If you think of smartphones and tablets as the go-to devices for personal computing, you’ve probably wondered quite a few times how technology has evolved to the point where consumers can now run demanding applications that bring unique, feature-rich user experiences yet rely on mobile chipsets requiring a few watts of power.
The answer lies in efficient processing. All our hardware IP has been designed with a focus on efficiency, which means we are always thinking about how we can offer you the best performance for the lowest possible power consumption, making our technologies better suited for current and future workloads in mobile and embedded processing.
Building a processor architecture with efficiency in mind can have multiple implications. In this article we are going to look at how certain features of our PowerVR multimedia hardware IP are linked to the memory specifications of a typical mobile processor.
A crash course in memory hierarchy for mobile processors
There are three layers of memory inside a mobile device. The first tier (cache or on-chip memory) is usually the most expensive but is the fastest in terms of time to access.
Modern CPU designs for mobile have at least three independent caches: an instruction cache (I-cache) to accelerate fetching executable code from RAM, a data cache (D-cache) to speed up data loads and stores, and a translation lookaside buffer (TLB) used for translating virtual to physical addresses. The data cache is usually deployed in a hierarchical structure (L1, L2, L3, etc.) inside a multicore CPU.

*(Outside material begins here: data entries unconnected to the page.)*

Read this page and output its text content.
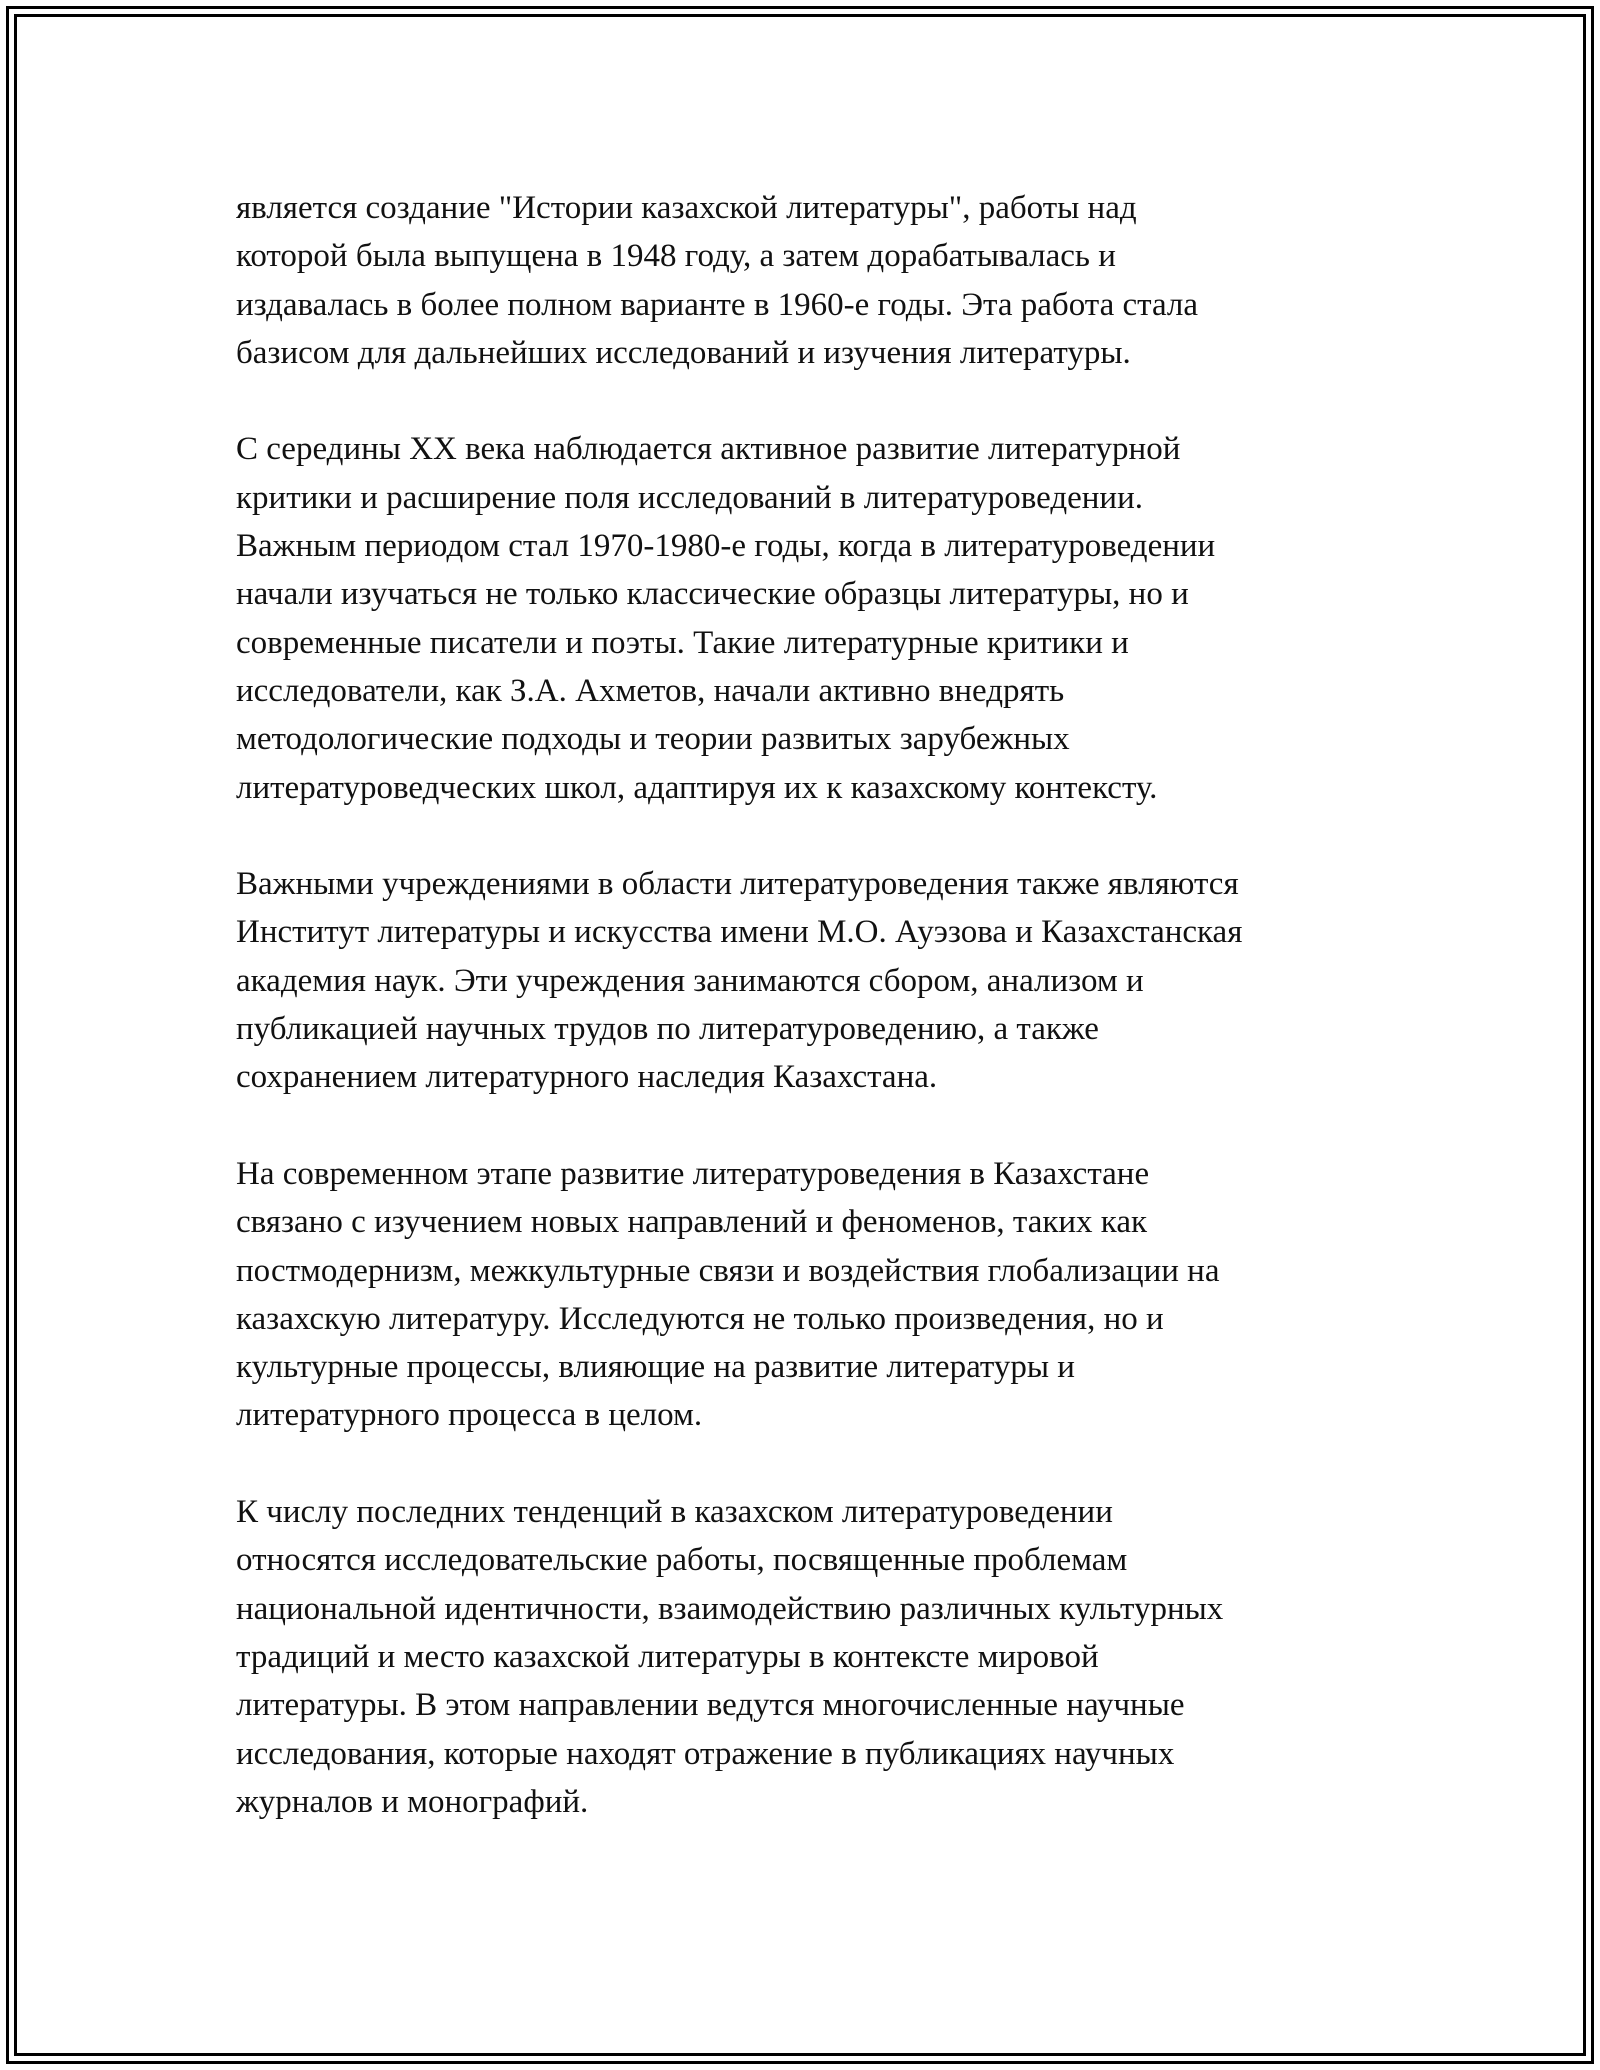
является создание "Истории казахской литературы", работы над
которой была выпущена в 1948 году, а затем дорабатывалась и
издавалась в более полном варианте в 1960-е годы. Эта работа стала
базисом для дальнейших исследований и изучения литературы.

С середины XX века наблюдается активное развитие литературной
критики и расширение поля исследований в литературоведении.
Важным периодом стал 1970-1980-е годы, когда в литературоведении
начали изучаться не только классические образцы литературы, но и
современные писатели и поэты. Такие литературные критики и
исследователи, как З.А. Ахметов, начали активно внедрять
методологические подходы и теории развитых зарубежных
литературоведческих школ, адаптируя их к казахскому контексту.

Важными учреждениями в области литературоведения также являются
Институт литературы и искусства имени М.О. Ауэзова и Казахстанская
академия наук. Эти учреждения занимаются сбором, анализом и
публикацией научных трудов по литературоведению, а также
сохранением литературного наследия Казахстана.

На современном этапе развитие литературоведения в Казахстане
связано с изучением новых направлений и феноменов, таких как
постмодернизм, межкультурные связи и воздействия глобализации на
казахскую литературу. Исследуются не только произведения, но и
культурные процессы, влияющие на развитие литературы и
литературного процесса в целом.

К числу последних тенденций в казахском литературоведении
относятся исследовательские работы, посвященные проблемам
национальной идентичности, взаимодействию различных культурных
традиций и место казахской литературы в контексте мировой
литературы. В этом направлении ведутся многочисленные научные
исследования, которые находят отражение в публикациях научных
журналов и монографий.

Mobile GPUs have a similar structure of cache memory. Inside a PowerVR GPU you will typically find L0, L1 and L2 caches around the unified shading engine (PowerVR SGX) or unified shading cluster (PowerVR ‘Rogue’), while the shared system level cache (SLC) will contain partitioned cache memory (Cache 0, 1, 2, etc.) for improved memory bandwidth.
The second tier is made of RAM (Random Access Memory); this is what manufacturers talk about when they announce new devices with N GB of memory. RAM usually refers to the fast memory used by applications to hold data and instructions. You can think of it as a relatively large filing cabinet for processing units in your mobile device to access information in a timely manner.
The third tier typically includes flash memory, which is several orders of magnitude slower compared to RAM and is primarily used as a large storage resource for MMCs (MultiMediaCard), SD memory cards, USB flash drives, solid-state drives, and similar products.
A typical mobile processor architecture
In a smartphone or tablet, mobile DRAM memory is usually stacked on top of the chip while flash memory is a separate component on the board.
System architects can either use memory components from third-party suppliers (Synopsys, Cadence, etc.) who provide ready-made embedded memories or logic libraries or can build their own using memory macros from foundries such as TSMC or GLOBALFOUNDRIES. Some of the largest mobile RAM vendors include Elpida, Micron, Nanya, Rambus, Samsung, and many others.
Memory bandwidth is an important driver for power consumption
One of the highest users of power in SoCs (Systems-on-Chip) is off-chip memory traffic. According to Rambus, advanced multimedia applications (3D gaming, Full HD video decode/encode, augmented reality, etc.) push memory bandwidth requirements well above 12 Gbps. For a typical power consumption between 60-80 mW/Gbps for LPDDR3, total RAM power consumption due to increased memory traffic can go up to 1W or more, depending on the type of memory being used, its frequency, etc. To put that into perspective, a smartphone SoC will go up to around 1-2W of peak power consumption while tablets can go up to 4-5W; this means that power consumption due to memory traffic in a mobile processor can range from 25% to 50% of total system power.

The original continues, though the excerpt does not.